I applaud the exposé not because of Elon's political leanings or even because he's involved with the company at all, but because I hope it's at least a little push towards the company behaving better. Should there be other companies requiring similar exposés (and I think we all there are), I look forward to reading them if/when Politico or some other journalist outlet publishes them, regardless of the political affiliations in the offending companies' leadership.

I don't quite understand this mentality that it's not OK to investigate or otherwise bring justice to organizations considered right-leaning until it's been exhaustively proven no organization on the left is at least as bad.

If you don't want right-leaning companies being the first in the crosshairs, maybe join the team and convince them from the inside that flagrantly violating the law in front of the very inspectors sent to verify legal compliance only to resume doing it the moment they believe said inspectors left but without verifying it is really stupid.

If you have a large number of corporations breaking the law, you have to start your investigations somewhere, and the company with the giant neon sign saying "we're breaking the law!" is as good a spot to start as any.



I made a mistake if my post made it seem like I thought this article should not be written or published.

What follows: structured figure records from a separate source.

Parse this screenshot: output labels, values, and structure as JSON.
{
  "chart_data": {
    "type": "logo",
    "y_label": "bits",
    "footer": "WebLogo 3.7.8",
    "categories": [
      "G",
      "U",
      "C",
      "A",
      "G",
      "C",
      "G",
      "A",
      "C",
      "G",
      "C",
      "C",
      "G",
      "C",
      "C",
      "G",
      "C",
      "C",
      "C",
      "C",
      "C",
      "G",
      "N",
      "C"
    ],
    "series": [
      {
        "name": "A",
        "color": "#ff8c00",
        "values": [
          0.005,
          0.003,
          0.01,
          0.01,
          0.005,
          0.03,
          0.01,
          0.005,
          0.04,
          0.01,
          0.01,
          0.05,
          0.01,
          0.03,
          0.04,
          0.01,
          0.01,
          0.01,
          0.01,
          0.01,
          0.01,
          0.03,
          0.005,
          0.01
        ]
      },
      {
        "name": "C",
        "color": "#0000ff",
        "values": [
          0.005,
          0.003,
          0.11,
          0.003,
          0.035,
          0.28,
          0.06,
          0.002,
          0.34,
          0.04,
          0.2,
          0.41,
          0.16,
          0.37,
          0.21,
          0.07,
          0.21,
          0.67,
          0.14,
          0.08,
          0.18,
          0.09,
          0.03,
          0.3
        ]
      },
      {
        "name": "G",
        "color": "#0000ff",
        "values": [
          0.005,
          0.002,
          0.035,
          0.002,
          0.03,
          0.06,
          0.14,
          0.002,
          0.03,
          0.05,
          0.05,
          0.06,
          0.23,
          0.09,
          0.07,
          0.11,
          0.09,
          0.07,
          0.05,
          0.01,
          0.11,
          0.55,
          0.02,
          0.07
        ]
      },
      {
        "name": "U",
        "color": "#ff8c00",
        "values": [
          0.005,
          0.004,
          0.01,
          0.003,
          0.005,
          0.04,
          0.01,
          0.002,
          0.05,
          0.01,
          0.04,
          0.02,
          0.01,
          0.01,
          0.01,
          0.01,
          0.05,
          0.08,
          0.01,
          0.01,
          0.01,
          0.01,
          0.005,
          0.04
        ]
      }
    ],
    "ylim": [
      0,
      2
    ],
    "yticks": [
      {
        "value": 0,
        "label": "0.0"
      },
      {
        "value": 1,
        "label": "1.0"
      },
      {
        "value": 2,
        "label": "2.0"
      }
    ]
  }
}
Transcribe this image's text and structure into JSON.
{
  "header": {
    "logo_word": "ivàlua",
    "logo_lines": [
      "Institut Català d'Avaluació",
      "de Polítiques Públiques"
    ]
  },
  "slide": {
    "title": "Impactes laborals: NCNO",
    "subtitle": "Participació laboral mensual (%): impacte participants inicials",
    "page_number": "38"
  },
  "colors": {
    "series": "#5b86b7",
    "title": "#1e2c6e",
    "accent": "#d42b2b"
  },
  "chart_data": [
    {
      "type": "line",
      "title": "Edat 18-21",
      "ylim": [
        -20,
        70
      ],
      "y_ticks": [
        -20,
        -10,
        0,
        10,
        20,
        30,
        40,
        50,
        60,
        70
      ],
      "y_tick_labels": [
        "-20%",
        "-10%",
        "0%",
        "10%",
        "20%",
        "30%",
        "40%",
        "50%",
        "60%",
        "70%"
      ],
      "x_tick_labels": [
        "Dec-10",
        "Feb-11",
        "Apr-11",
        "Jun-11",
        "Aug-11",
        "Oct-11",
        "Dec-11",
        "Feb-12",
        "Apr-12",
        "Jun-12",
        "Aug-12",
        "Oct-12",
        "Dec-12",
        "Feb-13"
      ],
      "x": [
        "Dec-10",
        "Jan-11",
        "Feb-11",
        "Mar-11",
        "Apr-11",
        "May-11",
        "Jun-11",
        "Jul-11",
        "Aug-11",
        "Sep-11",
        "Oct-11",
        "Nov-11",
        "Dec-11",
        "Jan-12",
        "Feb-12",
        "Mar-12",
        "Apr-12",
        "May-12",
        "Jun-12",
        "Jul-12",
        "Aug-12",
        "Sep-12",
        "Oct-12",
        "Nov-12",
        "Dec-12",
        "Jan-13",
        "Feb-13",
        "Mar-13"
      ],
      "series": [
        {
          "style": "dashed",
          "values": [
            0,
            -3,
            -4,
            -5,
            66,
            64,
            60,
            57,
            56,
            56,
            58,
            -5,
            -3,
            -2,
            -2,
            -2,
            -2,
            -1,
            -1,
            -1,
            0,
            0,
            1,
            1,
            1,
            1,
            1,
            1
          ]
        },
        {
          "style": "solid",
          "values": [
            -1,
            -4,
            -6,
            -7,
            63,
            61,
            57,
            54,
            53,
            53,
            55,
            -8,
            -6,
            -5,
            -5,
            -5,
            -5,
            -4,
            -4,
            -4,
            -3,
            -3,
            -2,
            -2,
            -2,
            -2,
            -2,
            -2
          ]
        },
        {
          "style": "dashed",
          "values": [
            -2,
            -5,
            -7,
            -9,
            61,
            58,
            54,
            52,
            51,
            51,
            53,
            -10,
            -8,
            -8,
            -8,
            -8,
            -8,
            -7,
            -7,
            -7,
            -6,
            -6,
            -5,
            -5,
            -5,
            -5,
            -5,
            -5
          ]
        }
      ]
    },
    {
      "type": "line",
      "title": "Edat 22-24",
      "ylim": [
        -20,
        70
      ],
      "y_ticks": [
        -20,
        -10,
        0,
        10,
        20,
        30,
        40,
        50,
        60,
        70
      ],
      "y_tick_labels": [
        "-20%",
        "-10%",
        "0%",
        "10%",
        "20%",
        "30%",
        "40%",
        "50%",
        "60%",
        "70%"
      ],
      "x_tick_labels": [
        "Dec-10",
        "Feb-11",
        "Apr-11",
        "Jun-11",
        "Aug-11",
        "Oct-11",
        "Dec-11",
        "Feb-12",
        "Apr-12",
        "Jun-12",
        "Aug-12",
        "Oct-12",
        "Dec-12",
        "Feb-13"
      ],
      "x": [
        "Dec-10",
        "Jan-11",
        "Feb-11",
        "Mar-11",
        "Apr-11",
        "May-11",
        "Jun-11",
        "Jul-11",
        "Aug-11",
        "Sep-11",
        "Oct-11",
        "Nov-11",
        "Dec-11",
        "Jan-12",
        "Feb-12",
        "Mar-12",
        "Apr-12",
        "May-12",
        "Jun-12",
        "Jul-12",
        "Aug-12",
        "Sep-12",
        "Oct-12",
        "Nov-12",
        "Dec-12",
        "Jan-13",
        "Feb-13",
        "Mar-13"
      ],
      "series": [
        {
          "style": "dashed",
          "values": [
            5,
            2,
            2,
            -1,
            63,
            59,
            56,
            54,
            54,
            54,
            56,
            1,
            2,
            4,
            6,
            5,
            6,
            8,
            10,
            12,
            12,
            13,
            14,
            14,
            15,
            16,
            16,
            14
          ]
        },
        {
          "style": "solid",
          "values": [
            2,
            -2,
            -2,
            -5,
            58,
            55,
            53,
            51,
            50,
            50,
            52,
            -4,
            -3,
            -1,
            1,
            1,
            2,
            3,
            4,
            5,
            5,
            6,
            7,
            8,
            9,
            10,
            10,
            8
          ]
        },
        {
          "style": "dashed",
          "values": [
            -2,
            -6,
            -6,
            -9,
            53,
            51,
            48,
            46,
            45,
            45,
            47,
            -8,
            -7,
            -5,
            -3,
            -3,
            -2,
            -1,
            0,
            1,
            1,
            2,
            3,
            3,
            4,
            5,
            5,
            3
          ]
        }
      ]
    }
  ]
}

And especially if it seemed like my concern was that I thought Boring Company was being unfairly targeted because of Elon's repellent politics.

I'm concerned that this article was published because Elon Musk is a celebrity, not because the offence itself is newsworthy. And if I thought that this article would effect corporate practices anyway, I would simply shut my mouth, and keep my apprehensions to myself. But I suspect that Elon will get a little dopamine hit if he sees his name in a news headline, and every other CEO of a major corporation will ignore it altogether and continue committing environmental offences whenever they think it is advantageous.

I think that Elon Musk is a bad person, I think that billionaires shouldn't exist, and specifically that the kinds of people who become billionaires are some of the worst kinds of people to wield power in society. But I don't think that Elon Musk is special. I don't think that he's a uniquely bad person, I think he is basically a very normal CEO.

> Should there be other companies requiring similar exposés

I think that there are so many other such cases that it is almost impossible to wrap my head around. I said "I wish I had a sense of the numbers" not because I want to normalize and excuse this, but because I think the scope of the problem is so much bigger than this story suggests. Here[1] is a tiny slice of what I mean, a review of environmental penalties issued in Ontario, Canada. It seems like there should be 15 to 20 such exposes in the Local News section of The Toronto Star every year.

Elon Musk, like every other antisocial monster leading a major corporation is "just" making a calculated decision comparing the risk of getting caught and the cost of a fine against the expense of doing the right thing.

I think the real story is that maybe fines are insufficient to address the issue of corporate environmental offenses, or that maybe they accurately represent the priorities of regulators, but not of citizens.

There's a problem here and it's not that Elon Musk is evil. Our society needs to be resilient to the existence of evil people.